Conocí a un chico, muerto el año pasado, cuya vida fue un prolongado martirio. Desde que tuvo uso de razón, Claude se hizo este razonamiento: «El plan de mi existencia está trazado. No tengo más que aceptar las ventajas de mi tiempo. Para marchar con el progreso y vivir totalmente feliz, me bastará con leer los periódicos y los carteles publicitarios, mañana y tarde, y hacer exactamente lo que esos soberanos guías me aconsejen. En ello radica la verdadera sabiduría, la única felicidad posible». Desde entonces, Claude adoptó los anuncios de los periódicos y de los carteles como código vital. Éstos se convirtieron en el guía infalible que le ayudaba a decidirlo todo; no compró nada, no emprendió nada que no le hubiera sido recomendado por la voz de la publicidad. Así fue como el desventurado vivió en un auténtico infierno.
Claude adquirió un terreno formado por tierras de aluvión
donde sólo pudo construir sobre pilotes. La casa, construida
según un sistema novedoso, temblaba cuando hacía viento
y se desmoronaba con las lluvias tormentosas. En su interior, las chimeneas,
provistas de ingeniosos sistemas fumívoros, humeaban hasta asfixiar
a la gente; los timbres eléctricos se obstinaban en guardar silencio;
los retretes, instalados según un modelo excelente, se habían
convertido en horribles cloacas; los muebles, que debían obedecer
a mecanismos particulares, se negaban a abrirse y cerrarse.
Tenía sobre todo un piano que no era sino un mal organillo y
una caja fuerte inviolable e incombustible que los ladrones se llevaron
tranquilamente a la espalda una hermosa noche invernal.
El infortunado Claude no sufría sólo en sus propiedades
sino también en su persona: La ropa se le rompía en plena
calle. La compraba en esos establecimientos que anuncian una rebaja
considerable por liquidación total. Un día me lo encontré
completamente calvo. Siempre guiado por su amor al progreso, se le había
ocurrido cambiar su cabello rubio por otro moreno. El agua que acababa
de usar había hecho que se le cayera todo el pelo rubio, y él
estaba encantado porque -según decía- ahora podría
usar cierta pomada que, con toda seguridad, le proporcionaría
un cabello negro dos veces más espeso que su antiguo pelo rubio.
No hablaré de todos los potingues que se tomó. Era robusto
pero se quedó escuálido y sin aliento. Fue entonces cuando
la publicidad empezó a asesinarlo. Se creyó enfermo y
se automedicó según las excelentes recetas de los anuncios
y, para que la medicación fuera más efectiva siguió
todos los tratamientos a la vez, hallándose confuso ante la idéntica
cantidad de elogios que cada producto recibía.

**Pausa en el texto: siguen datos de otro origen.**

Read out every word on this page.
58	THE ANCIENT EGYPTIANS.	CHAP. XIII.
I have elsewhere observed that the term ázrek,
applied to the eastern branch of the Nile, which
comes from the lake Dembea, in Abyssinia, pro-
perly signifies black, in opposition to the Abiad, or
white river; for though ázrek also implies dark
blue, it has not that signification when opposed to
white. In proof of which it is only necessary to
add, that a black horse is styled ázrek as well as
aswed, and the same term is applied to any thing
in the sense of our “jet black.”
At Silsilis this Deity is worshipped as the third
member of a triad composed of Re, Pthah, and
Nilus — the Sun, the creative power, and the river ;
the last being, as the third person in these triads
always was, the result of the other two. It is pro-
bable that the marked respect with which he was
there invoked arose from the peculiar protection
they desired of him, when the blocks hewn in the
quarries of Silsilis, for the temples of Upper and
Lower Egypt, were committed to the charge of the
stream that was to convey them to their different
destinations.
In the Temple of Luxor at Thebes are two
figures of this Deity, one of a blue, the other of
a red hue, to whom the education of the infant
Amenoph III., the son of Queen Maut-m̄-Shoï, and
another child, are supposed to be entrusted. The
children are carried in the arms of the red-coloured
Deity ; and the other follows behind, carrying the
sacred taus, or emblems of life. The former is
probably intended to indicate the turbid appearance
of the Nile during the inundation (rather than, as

La publicidad tampoco respetó su inteligencia. Llenó
su biblioteca con libros que los periódicos recomendaban. La
clasificación que adoptó fue de lo más ingeniosa:
ordenó los volúmenes por orden de mérito, según
el mayor o menor lirismo de los artículos pagados por los editores.
Allí se amontonaron todas las bobadas y todas las infamias contemporáneas.
Jamás se vio un montón de ignominias semejante. Y además,
Claude había tenido el detalle de pegar en el lomo de cada volumen
el anuncio que se lo había hecho comprar. Así, cuando
abría un libro, sabía por adelantado el entusiasmo que
debía manifestar; reía o lloraba según la fórmula.
Con ese régimen, llegó a ser completamente idiota.
El último acto de este drama fue lastimoso. Tras haber leído
que había una sonámbula que curaba todos los males, Claude
se apresuró a ir a consultarla acerca de las enfermedades que
no tenía. La sonámbula le propuso obsequiosamente la posibilidad
de rejuvenecerlo indicándole la forma para no tener más
de dieciséis años. Se trataba simplemente de darse un
baño y de beber determinada agua. Se tragó el agua, se
metió en el baño y se rejuveneció en él
de tal manera que, al cabo de media hora, lo encontraron asfixiado.
Claude fue víctima de la publicidad hasta después de
muerto. Según su testamento, había querido ser enterrado
en un ataúd de embalsamamiento instantáneo cuya patente
acababa de obtener un droguero. En el cementerio, el ataúd se
abrió en dos, y el miserable cadáver cayó al barro
donde tuvo que ser enterrado revuelto con las planchas rotas de la caja.
Su tumba, hecha de cartón piedra y en imitación de mármol,
empapada por las lluvias del primer invierno, no fue pronto nada más
que un montón de podredumbre sin nombre.